Despite the generalised system of preferences given by the European Union, Myanmar exports have not matched expectations after the last fiscal year – lack of familiarity with markets and poor export quality are the main problems, the Commerce Ministry has said.
Dr Maung Aung, an adviser at the ministry, said: “We previously expected US$100 million worth in exports. But in reality, merely half of that amount was exported last year. After studies, it was found that most local business owners didn’t know the market demand there. For example, jade merchants failed to create designs that meet the market taste”. Likewise, the quality of some products was too low to compete in foreign markets.

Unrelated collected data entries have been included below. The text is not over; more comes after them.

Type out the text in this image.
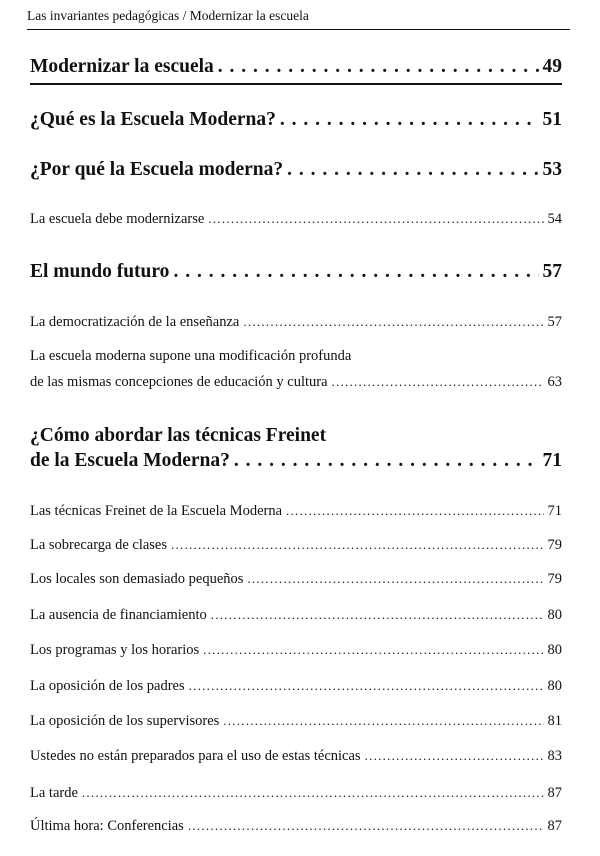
Las invariantes pedagógicas / Modernizar la escuela
Modernizar la escuela . . .	49
¿Qué es la Escuela Moderna? . . .	51
¿Por qué la Escuela moderna? . . .	53
La escuela debe modernizarse . . .	54
El mundo futuro . . .	57
La democratización de la enseñanza . . .	57
La escuela moderna supone una modificación profunda
de las mismas concepciones de educación y cultura . . .	63
¿Cómo abordar las técnicas Freinet
de la Escuela Moderna? . . .	71
Las técnicas Freinet de la Escuela Moderna . . .	71
La sobrecarga de clases . . .	79
Los locales son demasiado pequeños . . .	79
La ausencia de financiamiento . . .	80
Los programas y los horarios . . .	80
La oposición de los padres . . .	80
La oposición de los supervisores . . .	81
Ustedes no están preparados para el uso de estas técnicas . . .	83
La tarde . . .	87
Última hora: Conferencias . . .	87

Myanmar also has access to major foreign markets. In the last fiscal year, peas and beans, fisheries, rice and a small amount of wood and garments were exported to Europe. Currently, Russia also grants GSP on rice, foodstuffs and industrial finished products. Any foreign investor can enjoy GSP privileges if they utilise the resources of Myanmar – including workers – in their businesses. An official at the ministry said “The main point is to use manpower and resources of Myanmar in production for at least 25 per cent to get benefits under the GSP preferential country of origin. This attracts international tycoons to come and operate businesses in Myanmar.”
Last fiscal year, total national trade value hit $24.9 billion. And this year the figure could top $30 billion, as trade has reached $13 billion so far, which is $2 billion more than the same period last year.